Apparently, that quality has gone up. Sharply. Of the 18 films Barbera and Venice unveiled Tuesday that will make up the competition lineup for 2020 Venice Film Festival, eight, or 44 percent, were directed by women. That compares to just two female directors in competition last year and one female filmmaker each in competition in Venice in both 2018 and 2017.

Women directors are behind some of the most buzzworthy titles in Venice this year, including Nomadland from Chloé Zhao, a road movie starring Frances McDormand; period drama The World to Come by Mona Fastvold, featuring Vanessa Kirby, Katherine Waterston, Casey Affleck and Christopher Abbott; and Never Gonna Snow Again from acclaimed Polish filmmaker Malgorzata Szumowska (co-directed with Michal Englert). Nicole Garcia's French drama Lovers, Susanna Nicchiarelli's Miss Marx, Le Sorelle Macaluso from Emma Dante, Julia Von Heinz's And Tomorrow the Entire World, and Quo Vadis, Aida? from Bosnian filmmaker Jasmila Zbanic (Grbavica: The Land of My Dreams) complete the list.

Up until now, Barbera acknowledged, the "female component" in films selected for Venice "has been limited to embarrassing percentiles," but he insisted the eight titles picked for competition this year "were selected exclusively on the basis of their quality and not as a result of gender protocols.
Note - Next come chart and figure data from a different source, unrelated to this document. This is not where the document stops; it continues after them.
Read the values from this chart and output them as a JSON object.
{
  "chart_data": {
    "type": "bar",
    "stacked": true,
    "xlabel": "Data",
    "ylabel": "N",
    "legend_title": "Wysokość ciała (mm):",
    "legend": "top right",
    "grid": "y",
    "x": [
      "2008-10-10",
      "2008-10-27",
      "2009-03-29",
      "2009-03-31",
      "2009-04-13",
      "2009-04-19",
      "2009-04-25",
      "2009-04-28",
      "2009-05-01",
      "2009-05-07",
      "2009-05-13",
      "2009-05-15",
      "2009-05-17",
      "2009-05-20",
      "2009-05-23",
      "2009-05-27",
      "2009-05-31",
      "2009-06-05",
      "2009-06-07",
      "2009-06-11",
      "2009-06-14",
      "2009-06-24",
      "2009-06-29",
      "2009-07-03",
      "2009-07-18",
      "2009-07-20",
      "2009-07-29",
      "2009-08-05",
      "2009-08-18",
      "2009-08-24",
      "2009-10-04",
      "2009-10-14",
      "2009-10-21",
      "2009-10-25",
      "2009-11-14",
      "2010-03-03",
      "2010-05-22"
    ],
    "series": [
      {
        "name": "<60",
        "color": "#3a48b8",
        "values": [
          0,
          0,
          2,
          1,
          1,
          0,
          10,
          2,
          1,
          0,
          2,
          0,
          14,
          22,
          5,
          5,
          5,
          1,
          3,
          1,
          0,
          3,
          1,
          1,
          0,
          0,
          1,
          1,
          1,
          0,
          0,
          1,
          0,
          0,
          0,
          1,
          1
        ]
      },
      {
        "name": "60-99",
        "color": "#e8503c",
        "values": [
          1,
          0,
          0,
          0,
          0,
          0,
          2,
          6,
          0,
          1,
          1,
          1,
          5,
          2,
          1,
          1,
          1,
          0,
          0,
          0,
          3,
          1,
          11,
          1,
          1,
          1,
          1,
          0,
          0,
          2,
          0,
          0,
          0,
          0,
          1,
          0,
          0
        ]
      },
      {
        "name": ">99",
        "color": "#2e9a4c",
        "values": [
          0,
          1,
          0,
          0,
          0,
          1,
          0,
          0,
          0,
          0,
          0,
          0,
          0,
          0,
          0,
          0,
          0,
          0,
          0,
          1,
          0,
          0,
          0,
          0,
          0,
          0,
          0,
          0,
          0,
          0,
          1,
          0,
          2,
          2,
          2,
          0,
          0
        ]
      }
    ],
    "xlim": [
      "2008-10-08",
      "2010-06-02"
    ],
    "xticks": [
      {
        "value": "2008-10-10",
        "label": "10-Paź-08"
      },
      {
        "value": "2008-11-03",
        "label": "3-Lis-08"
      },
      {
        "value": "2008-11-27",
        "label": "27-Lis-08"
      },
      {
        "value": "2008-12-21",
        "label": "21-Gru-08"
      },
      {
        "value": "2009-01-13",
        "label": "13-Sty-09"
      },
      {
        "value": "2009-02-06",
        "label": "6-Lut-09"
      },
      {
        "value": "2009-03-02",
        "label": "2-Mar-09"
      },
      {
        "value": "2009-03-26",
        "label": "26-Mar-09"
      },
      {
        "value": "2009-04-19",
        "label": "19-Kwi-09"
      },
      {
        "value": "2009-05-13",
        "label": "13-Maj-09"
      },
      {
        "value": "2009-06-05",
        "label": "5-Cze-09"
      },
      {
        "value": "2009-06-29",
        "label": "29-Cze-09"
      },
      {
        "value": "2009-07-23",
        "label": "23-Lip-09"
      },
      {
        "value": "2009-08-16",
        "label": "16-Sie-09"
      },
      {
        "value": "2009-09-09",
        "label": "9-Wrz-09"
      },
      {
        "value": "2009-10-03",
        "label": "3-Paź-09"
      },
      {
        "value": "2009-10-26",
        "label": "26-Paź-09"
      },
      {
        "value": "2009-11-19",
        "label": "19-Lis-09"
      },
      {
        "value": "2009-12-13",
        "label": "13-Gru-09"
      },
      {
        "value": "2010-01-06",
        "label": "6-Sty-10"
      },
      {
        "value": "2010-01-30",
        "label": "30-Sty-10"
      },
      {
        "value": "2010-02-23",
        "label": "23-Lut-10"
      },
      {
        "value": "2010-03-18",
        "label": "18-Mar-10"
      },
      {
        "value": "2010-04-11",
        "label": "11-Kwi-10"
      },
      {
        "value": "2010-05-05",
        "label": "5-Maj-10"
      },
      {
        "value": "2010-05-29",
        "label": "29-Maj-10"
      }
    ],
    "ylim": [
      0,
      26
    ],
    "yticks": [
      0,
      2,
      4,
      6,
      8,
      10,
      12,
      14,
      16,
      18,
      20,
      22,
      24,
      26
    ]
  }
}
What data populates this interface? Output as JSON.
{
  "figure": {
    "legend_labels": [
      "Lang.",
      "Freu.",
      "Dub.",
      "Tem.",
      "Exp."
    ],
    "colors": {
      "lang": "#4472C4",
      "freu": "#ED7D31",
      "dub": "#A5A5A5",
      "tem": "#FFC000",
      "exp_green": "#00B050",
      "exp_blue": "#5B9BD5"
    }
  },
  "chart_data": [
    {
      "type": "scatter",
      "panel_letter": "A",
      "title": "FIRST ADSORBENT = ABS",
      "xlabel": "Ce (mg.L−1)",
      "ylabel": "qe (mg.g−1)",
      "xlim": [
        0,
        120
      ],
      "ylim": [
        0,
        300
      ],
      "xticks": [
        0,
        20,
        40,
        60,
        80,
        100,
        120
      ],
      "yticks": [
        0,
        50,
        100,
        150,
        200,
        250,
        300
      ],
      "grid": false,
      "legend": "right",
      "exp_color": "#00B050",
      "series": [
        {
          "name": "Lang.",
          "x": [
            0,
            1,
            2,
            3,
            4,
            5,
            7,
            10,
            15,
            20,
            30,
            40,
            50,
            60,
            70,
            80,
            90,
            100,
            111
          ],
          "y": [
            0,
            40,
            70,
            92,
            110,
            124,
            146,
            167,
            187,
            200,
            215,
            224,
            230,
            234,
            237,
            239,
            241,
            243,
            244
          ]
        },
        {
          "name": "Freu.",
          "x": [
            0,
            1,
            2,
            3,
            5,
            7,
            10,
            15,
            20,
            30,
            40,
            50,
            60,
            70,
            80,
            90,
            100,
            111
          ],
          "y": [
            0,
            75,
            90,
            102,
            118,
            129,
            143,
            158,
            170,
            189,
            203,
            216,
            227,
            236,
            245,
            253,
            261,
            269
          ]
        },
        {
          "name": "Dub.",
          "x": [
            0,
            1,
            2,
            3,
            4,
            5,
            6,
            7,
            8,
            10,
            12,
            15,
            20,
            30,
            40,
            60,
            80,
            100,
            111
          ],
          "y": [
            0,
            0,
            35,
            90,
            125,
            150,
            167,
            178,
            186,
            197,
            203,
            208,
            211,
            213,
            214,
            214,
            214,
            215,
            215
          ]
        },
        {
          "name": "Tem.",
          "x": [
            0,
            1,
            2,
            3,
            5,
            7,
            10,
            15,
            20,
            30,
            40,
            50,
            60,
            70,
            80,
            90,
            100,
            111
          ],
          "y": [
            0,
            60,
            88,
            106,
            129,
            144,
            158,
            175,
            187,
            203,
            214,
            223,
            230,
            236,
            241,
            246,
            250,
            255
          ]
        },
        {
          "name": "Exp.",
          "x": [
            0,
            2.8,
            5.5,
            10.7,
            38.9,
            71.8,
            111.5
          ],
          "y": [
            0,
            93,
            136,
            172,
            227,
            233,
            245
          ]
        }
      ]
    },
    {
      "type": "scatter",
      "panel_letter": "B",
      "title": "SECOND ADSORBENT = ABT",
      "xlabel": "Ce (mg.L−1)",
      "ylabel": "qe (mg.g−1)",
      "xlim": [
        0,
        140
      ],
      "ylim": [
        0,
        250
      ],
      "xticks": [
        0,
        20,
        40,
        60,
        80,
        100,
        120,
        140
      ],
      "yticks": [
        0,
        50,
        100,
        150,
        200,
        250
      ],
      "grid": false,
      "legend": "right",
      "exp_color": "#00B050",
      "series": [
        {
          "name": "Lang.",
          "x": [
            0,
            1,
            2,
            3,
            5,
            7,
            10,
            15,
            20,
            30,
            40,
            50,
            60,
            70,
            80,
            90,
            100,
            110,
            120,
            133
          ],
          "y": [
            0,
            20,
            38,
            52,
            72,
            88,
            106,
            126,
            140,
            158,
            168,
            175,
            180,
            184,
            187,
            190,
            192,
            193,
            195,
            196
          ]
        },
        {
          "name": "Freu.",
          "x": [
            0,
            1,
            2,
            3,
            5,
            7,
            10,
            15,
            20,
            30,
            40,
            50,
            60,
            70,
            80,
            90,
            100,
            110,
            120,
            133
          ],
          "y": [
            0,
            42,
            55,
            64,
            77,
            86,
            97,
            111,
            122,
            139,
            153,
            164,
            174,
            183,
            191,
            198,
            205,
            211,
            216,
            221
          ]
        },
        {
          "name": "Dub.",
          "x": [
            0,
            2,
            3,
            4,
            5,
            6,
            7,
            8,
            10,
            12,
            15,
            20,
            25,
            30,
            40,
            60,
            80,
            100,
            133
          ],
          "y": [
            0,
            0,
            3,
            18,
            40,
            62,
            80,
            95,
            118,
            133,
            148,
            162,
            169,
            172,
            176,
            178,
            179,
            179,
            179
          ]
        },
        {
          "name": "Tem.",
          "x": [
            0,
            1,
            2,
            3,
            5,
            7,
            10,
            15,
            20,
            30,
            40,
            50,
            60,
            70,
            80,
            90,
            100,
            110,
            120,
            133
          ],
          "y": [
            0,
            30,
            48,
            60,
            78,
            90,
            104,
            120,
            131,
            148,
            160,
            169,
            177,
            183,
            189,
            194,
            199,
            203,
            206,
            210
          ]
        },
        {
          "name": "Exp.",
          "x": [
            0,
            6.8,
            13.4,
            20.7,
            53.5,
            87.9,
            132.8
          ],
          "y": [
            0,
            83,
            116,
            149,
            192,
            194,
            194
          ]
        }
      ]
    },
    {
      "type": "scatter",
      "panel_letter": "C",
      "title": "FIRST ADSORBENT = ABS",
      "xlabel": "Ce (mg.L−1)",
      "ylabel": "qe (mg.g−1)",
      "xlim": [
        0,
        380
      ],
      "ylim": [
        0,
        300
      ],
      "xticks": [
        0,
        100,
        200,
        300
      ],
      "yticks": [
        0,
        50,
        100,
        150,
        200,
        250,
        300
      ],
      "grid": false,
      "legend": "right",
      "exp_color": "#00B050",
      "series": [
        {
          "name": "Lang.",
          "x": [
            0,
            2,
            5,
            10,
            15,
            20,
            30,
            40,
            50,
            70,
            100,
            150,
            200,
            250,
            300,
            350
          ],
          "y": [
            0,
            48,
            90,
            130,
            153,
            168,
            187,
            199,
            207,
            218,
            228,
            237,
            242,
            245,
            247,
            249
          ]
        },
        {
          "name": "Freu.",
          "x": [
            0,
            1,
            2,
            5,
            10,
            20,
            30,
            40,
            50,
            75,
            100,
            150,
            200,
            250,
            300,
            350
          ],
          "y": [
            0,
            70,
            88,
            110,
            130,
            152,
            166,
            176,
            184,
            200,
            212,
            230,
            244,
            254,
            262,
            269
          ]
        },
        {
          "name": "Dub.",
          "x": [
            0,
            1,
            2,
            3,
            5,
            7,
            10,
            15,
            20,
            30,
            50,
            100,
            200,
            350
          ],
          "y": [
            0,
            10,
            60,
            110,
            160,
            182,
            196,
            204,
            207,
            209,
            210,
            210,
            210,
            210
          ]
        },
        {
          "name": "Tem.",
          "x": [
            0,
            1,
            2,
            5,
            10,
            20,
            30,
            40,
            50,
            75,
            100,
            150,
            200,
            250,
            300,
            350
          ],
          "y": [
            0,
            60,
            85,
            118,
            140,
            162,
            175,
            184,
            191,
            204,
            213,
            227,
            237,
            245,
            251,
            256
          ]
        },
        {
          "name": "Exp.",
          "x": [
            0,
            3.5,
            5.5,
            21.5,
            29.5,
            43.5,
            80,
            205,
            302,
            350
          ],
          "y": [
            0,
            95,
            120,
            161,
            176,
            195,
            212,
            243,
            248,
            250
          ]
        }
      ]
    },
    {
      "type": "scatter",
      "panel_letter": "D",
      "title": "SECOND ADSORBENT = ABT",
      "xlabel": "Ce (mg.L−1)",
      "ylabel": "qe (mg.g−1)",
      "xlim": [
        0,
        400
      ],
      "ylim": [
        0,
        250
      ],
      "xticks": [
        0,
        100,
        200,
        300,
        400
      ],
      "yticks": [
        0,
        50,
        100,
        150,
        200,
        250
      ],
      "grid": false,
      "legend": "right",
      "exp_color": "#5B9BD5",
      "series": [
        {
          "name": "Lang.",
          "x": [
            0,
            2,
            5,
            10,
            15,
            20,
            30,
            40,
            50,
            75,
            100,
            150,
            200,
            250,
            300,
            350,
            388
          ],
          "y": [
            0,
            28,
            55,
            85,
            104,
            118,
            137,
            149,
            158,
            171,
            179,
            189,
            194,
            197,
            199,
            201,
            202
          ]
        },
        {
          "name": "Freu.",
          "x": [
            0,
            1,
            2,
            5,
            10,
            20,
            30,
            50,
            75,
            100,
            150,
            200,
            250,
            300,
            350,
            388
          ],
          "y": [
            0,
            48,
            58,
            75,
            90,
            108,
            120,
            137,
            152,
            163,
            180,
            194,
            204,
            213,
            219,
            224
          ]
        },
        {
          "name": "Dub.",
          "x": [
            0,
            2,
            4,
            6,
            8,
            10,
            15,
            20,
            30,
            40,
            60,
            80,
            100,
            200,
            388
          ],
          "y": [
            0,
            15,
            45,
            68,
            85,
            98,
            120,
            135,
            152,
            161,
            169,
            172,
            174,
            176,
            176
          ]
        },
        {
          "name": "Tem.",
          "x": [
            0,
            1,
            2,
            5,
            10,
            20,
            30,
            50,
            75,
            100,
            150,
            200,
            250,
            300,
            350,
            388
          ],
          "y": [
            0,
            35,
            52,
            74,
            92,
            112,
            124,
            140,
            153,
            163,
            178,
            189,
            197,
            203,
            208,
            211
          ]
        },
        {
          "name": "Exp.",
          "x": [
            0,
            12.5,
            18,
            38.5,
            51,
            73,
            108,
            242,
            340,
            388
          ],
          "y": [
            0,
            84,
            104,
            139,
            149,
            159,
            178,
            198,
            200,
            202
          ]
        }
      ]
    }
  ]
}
This is an unprecedented percentile, which we hope augurs well for a future cinema that is free of any sort of prejudice and discrimination."

If one looks at the entire Venice lineup — including out-of-competition films and ones in its Horizons sidebar — the view isn't so rosy. Fewer than 30 percent of all films screening in Venice this year were directed by women but, the festival noted, the representation was in line with the ratio of female-helmed films submitted.